Tight race for Calgary riding

9 years ago
2:35
The Liberals and Greens are threatening the traditionally Conservative riding of Calgary Centre in Monday's federal byelection 2:35

The Liberal candidate in Calgary Centre is downplaying the comments that forced Liberal MP David McGuinty to step down from his role as the party's energy critic.

McGuinty has apologized and resigned his role as Liberal natural resources critic following comments he made in the media suggesting Alberta Conservative MPs weren't fit to sit in Parliament if they didn't hold a "national vision" on energy policy.

But Liberal candidate Harvey Locke says McGuinty’s comments mean nothing and that the comment was an aberration.

Liberal candidate Harvey Locke says David McGuinty’s comments mean nothing and that the comment was an aberration. (CBC)

Locke also doesn't expect the fallout to affect the byelection on Monday.

"If you want to come to the hockey rink, you're going to get a few elbows and you can still win the Stanley Cup," Locke said.

Mount Royal University's Lori Williams says momentum in this campaign has been to the centre and to the left — away from Conservative Joan Crockett.

"I don't think McGuinty's remarks are going to shift that momentum," Williams said. "The question is if it diminishes support for the Liberal candidate and some of those people defect to the Green candidate is significant enough numbers to split the vote, then the Conservatives could win anyway."

Other candidates running against Locke and Crockatt in Monday's byelection are Chris Turner of the Green Party, Dan Meades of the NDP, Tony Prashad from the Libertarian Party and Antoni Grochowski as an independent.

"Tired of Albertans"

There are reports that Liberal leadership candidate Justin Trudeau told a Quebec TV station in 2010 that he was tired of Albertans running the country. 

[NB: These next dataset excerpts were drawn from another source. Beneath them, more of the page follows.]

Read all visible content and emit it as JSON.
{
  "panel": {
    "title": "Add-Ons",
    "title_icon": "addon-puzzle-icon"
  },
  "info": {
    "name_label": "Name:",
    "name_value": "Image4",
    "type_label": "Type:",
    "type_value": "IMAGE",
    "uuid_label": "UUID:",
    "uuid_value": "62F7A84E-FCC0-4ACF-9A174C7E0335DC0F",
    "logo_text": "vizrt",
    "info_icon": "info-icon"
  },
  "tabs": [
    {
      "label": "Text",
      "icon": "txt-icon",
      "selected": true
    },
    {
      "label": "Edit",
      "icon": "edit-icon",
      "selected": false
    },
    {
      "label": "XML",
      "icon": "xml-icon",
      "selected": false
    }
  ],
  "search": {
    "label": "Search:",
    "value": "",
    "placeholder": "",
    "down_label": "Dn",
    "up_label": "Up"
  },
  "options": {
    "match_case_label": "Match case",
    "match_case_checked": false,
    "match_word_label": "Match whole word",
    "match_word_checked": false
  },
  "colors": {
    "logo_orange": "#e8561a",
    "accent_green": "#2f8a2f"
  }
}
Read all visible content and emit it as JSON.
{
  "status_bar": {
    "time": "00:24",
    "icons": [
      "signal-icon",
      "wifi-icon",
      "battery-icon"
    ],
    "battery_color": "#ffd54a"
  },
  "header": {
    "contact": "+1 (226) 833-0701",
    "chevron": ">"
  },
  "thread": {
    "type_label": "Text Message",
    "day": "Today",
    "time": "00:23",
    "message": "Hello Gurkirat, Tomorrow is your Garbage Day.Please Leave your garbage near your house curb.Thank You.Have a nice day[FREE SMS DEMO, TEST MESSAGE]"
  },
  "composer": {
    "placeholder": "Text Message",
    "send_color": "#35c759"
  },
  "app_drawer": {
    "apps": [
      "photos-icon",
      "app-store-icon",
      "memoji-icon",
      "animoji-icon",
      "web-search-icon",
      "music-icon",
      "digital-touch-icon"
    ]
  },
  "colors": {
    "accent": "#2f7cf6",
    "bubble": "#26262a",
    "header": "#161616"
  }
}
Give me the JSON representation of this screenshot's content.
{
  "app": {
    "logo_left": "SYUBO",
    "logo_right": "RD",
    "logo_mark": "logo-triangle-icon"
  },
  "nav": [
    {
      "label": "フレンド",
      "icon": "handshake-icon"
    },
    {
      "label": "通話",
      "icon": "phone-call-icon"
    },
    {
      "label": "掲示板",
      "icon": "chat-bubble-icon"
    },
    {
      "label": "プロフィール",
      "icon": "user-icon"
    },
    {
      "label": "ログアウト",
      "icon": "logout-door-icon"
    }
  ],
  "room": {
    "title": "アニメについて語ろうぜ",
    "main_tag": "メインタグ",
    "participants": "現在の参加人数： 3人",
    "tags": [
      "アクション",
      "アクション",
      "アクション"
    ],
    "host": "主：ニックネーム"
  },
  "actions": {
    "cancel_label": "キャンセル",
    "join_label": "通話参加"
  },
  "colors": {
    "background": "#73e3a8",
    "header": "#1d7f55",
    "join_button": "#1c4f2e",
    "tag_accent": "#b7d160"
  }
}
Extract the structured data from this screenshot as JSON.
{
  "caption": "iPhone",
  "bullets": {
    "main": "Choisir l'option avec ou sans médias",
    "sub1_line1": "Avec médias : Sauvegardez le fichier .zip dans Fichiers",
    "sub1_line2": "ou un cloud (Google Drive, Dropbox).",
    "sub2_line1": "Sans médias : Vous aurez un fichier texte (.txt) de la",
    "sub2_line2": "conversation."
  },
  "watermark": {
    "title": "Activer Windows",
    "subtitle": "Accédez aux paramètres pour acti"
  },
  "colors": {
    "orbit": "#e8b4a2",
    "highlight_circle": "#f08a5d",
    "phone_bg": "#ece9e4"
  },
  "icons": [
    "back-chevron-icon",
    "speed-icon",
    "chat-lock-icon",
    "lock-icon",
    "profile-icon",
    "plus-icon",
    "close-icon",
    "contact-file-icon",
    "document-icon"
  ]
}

He was then asked if Canada was better served when there were more Quebecers in power and he replied: "Of course I do, I'm a Liberal."

Conservative Calgary MP Jason Kenney reacted on Thursday.

"What these quotes refer to, which we’ve seen for the first time, is a willingness for the drop of a hat to attack Canadians where they come from, to divide rather than unite — completely contradicting what he has been saying about the nature of his leadership campaign," Kenney said.

Meanwhile, Trudeau's campaign is accusing the Conservatives of resorting to smear tactics by using statements that are out of context and made years ago.

Trudeau’s campaign also says the Tories are worried about losing the byelection in Calgary Centre.